There are more electric-car charging points in Japan than there are gas stations.
That surprising discovery comes from Nissan Motor, which reported that the number of power points in Japan, including fast-chargers and those in homes, has surged to 40,000, surpassing the nation’s 34,000 gas stations.
The figure shows that in the relatively brief time since electric vehicles were introduced, the infrastructure to support them has become bigger than what the oil industry built over decades in the world’s third-biggest economy — at least by this one measure.
Why that matters is obvious. Nissan’s battery-powered Leaf can only travel 135 kilometers on a charge, and the anxiety of being stuck away from home without
power has restrained consumer demand.
As the charging network expands and batteries become more powerful, that concern will wane.
“An important element of the continued market growth is the development of the charging infrastructure,” Nissan chief financial officer Joseph G. Peter told analysts on a conference call.
As charging stations become more common, electric-car support services are also emerging. Open Charge Map, for example, operates an online listing of public charging points worldwide.
A mobile app combines the data with GPS technology to guide drivers to the nearest site. Of course, gas stations typically have multiple pumps and can serve more vehicles in a day than an electric-car charging point.
Also, one criticism of Nissan’s number is that many of those charging sites are in private garages. Considering the emerging so-called sharing economy, such as the
online home- sharing service operated by Airbnb, homeowners may soon be willing to make their chargers available to other drivers.

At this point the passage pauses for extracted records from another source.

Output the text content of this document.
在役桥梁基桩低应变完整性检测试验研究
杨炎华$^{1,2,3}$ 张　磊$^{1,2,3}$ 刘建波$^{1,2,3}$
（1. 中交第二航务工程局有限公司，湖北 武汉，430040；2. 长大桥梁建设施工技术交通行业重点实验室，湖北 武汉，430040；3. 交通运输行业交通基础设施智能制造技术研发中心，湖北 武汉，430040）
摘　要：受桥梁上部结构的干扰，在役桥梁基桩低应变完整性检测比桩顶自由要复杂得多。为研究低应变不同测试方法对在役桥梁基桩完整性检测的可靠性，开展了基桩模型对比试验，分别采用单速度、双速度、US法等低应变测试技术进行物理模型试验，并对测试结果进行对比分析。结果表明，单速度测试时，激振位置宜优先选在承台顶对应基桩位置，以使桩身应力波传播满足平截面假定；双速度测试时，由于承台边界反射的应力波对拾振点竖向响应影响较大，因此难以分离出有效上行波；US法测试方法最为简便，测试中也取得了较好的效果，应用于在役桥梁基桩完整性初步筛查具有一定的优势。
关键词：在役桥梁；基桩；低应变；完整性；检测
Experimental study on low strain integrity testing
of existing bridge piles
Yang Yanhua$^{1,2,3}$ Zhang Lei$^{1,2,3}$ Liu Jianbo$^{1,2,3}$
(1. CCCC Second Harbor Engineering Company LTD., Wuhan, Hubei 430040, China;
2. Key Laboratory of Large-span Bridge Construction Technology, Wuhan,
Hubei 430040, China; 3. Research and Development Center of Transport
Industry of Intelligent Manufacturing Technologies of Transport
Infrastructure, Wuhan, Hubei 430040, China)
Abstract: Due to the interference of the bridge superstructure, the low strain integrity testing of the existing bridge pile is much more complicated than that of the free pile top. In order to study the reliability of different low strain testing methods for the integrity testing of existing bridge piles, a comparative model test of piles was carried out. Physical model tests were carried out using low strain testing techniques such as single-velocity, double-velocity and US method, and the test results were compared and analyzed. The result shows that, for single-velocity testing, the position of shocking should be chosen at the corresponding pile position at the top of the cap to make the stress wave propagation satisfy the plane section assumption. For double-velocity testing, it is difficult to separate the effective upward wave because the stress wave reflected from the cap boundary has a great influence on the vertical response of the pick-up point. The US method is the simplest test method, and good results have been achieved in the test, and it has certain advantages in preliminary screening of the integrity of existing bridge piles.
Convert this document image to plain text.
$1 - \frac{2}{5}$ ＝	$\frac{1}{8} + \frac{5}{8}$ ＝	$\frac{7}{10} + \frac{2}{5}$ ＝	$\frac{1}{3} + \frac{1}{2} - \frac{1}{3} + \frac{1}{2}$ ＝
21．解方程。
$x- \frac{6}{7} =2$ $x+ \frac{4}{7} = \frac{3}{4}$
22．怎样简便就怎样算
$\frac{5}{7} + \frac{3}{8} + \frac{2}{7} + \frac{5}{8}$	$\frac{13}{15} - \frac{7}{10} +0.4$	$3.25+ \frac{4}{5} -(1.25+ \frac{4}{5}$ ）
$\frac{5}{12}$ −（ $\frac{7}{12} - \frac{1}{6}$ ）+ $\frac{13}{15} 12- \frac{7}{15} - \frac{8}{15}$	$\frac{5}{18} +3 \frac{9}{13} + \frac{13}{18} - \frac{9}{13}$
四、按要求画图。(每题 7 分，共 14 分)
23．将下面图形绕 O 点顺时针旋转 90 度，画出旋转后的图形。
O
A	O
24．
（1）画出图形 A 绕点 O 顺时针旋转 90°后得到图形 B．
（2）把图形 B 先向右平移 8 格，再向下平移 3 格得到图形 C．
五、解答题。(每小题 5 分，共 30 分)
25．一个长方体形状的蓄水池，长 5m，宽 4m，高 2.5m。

And more charging locations are being built all the time.
Automakers have recognized that oil companies are unlikely to install plugs next to gasoline pumps, and are building their own networks.
Tesla Motors has its own network of charging stations, and Volkswagen and BMW announced in last month that they were joining the network operated by ChargePoint, and plan to build as many as 100 fast chargers along the busiest corridors of the US coasts, from Portland to San Diego in the west and from Boston to Washington, in the east.
Utilities are joining in. Great Plains Energy, the Kansas City, Missouri-based utility holding company, announced in January plans to build a network of more than 1,000 charging stations in the region by mid-2015.
Charging will even be free to everyone for the first two years. Given that there are only about 9,000 public charging stations in the entire United States, the initiative gives
Kansas City, the nation’s 29th largest metropolitan area, a chance to become the nation’s electric car capital with as much as 10 percent of the nation’s chargers. Kansas City may not be able to retain that position. PG&E, owner of California’s biggest utility, asked regulators on Monday for permission to build a network of about 25,000 chargers in public areas over a five-year period.